A Junta de Freguesia de Santa Maria Maior quis dar ao fenómeno os rostos que o compõem e, na passada quinta-feira, deu-lhes voz. E eles falaram sobre como, de repente, tudo muda. As ideias de “cultura”, de “história”, de “gerações que sempre ali viveram” nada contam quando do outro lado está mais uma oportunidade de negócio.
Hermínio, Maria e Ana são três rostos. Dão-nos três histórias na primeira pessoa.
E se quando a Isa nascer não tiver quarto?
A barriga denuncia o óbvio. Sairá dali vida, em breve. Um momento que Maria Conceição esperava há tanto tempo. Com carinho, foi preparando o quarto para a Isa. Sim, ela já tem nome, antes chegar ao mundo.
Só que, de um momento para o outro, chegou uma carta. Lá está escrito que ela e o marido têm um mês para sair do T0 no Castelo de S. Jorge.
Sem alternativa, porque a que havia, a possibilidade de comprar o prédio por 500 mil euros não é sequer opção. Ela ganha 580 euros como ajudante de cozinha e ele é eletromecânico.
“Estou grávida de oito meses e estava a preparar o apartamento para receber a minha filha.

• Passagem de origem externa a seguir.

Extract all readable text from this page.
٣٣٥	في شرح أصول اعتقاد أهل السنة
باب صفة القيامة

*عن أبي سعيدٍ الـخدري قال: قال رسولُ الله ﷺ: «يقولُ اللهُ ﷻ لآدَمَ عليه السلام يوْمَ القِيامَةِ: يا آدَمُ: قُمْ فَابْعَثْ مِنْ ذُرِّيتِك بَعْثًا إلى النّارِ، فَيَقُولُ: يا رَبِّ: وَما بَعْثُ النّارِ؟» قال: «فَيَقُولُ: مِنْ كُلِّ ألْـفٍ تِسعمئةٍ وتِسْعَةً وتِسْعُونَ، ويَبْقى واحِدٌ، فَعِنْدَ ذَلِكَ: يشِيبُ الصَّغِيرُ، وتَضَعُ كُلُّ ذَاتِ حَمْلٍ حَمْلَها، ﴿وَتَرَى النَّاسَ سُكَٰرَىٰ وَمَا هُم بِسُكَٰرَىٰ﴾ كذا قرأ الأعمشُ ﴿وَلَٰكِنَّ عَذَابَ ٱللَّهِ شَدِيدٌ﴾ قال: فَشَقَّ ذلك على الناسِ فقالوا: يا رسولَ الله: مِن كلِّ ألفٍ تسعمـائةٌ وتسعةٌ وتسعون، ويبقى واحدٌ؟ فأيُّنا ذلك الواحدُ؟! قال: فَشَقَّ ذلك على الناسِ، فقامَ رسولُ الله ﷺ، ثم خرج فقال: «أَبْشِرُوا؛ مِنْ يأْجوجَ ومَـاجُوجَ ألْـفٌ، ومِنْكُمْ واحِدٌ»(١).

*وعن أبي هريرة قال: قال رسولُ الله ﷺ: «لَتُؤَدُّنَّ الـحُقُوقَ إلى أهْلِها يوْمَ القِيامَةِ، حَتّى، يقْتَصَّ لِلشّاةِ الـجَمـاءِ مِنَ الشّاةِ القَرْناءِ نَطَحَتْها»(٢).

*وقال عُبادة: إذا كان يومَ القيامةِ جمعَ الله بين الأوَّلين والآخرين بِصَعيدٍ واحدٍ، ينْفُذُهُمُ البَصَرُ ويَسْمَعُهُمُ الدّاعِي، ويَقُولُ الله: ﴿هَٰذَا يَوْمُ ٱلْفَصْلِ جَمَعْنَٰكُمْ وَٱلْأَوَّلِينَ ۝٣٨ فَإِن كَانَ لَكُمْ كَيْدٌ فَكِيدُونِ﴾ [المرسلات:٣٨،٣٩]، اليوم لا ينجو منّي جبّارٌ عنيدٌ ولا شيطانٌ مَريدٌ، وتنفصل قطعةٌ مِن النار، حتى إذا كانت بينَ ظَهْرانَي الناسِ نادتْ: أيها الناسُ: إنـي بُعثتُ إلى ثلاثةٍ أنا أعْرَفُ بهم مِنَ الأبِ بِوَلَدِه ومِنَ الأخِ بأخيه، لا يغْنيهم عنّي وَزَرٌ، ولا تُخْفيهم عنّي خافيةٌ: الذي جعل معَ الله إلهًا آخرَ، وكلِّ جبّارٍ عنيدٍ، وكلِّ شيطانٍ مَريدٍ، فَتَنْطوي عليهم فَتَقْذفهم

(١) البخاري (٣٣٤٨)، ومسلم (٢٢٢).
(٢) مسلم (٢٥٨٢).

Estava tudo organizado e, agora, comecei a encaixotar para mudar”, diz com uma voz pausada e serena.
O marido disse-lhe para esperar e conversar com o novo senhorio. Fizeram-no. Do outro lado ouviram: “Podem ficar mais 15 dias após o nascimento”. “Isso não adianta”, desabafa.
Aos 40 anos, à espera da primeira filha, Maria revela que tudo isto “está a tirar-me o sono”.
“Tive de desmontar toda a minha vida”, diz a mulher, que chegou há dois anos do Brasil.
O futuro aparece com muitas interrogações - demasiadas - e as alternativas são poucas: “A gente não sabe o que fazer. Já corremos tudo. Não queremos sair do centro histórico.”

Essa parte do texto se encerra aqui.